Tuesday, Judge Peter Doyne of the state Superior Court found the cuts left schools unable to provide a “thorough and efficient” education to the nearly 1.4 million students.
This means that the cuts were unconstitutional, Doyne ruled, since the School Funding Reform Law makes it mandatory for the state to provide sufficient funding to schools.
Doyne also noted that Christie’s reductions "fell more heavily upon our high risk districts and the children educated within those districts. . . .Our 'at risk' children are now moving further from proficiency," he said.
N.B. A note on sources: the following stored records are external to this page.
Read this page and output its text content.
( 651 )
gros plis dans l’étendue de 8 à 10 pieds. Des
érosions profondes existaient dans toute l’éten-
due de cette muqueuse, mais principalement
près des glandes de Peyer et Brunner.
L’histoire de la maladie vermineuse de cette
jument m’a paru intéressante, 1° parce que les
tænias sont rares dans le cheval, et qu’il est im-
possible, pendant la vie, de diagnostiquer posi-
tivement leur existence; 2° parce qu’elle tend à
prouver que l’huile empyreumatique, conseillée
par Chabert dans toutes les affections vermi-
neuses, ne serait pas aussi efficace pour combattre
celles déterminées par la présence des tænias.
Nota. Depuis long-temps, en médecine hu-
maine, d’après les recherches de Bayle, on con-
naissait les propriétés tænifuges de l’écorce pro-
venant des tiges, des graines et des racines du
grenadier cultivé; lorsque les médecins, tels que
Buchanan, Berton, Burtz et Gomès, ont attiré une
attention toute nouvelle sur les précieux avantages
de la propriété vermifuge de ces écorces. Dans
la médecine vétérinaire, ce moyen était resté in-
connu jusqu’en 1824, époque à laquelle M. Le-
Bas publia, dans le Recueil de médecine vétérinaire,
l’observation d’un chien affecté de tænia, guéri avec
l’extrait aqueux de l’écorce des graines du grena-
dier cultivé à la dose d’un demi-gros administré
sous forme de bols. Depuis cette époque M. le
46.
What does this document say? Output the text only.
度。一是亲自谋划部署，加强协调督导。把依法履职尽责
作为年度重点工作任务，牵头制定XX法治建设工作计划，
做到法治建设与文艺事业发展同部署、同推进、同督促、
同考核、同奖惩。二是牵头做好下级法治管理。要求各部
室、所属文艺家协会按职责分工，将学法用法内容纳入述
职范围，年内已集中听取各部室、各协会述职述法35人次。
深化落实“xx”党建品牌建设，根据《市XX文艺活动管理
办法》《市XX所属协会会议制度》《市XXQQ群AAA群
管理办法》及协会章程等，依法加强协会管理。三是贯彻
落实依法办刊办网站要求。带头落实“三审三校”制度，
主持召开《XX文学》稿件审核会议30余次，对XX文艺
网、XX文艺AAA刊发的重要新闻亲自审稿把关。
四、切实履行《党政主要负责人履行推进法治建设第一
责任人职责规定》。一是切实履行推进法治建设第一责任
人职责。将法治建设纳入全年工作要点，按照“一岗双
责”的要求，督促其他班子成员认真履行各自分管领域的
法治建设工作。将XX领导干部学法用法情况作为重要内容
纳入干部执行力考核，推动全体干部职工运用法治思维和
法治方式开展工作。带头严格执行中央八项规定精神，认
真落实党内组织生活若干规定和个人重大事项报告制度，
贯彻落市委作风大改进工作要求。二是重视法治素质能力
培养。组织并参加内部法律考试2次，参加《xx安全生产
The state Attorney General’s Office had argued that the cuts were necessary because of New Jersey’s fiscal crisis. Doyne acknowledged the difficulty of resolving the conflict between the budget and its constitutional obligation to educate New Jersey’s children. He wrote, "Something need be done to equitably address these competing imperatives. That answer, though, is beyond the purview of this report. For the limited question posed to [me], it is clear the State has failed to carry its burden."
Doyne’s finding will now be sent to the Supreme Court, which will decide whether or not to act on it. The Christie administration is expected to argue against the ruling there on the grounds that there is no correlation between the amount of money spent and the quality of education provided.
Christie spokesperson Michael Drewniak said, "The Supreme Court should at last abandon the failed assumption of the last three decades that more money equals better education, and stop treating our state’s fiscal condition as in inconvenient afterthought."
Governors of other states facing budget cuts, such as Pennsylvania's Tom Corbett, will be awaiting the Supreme Court's ruling with great interest.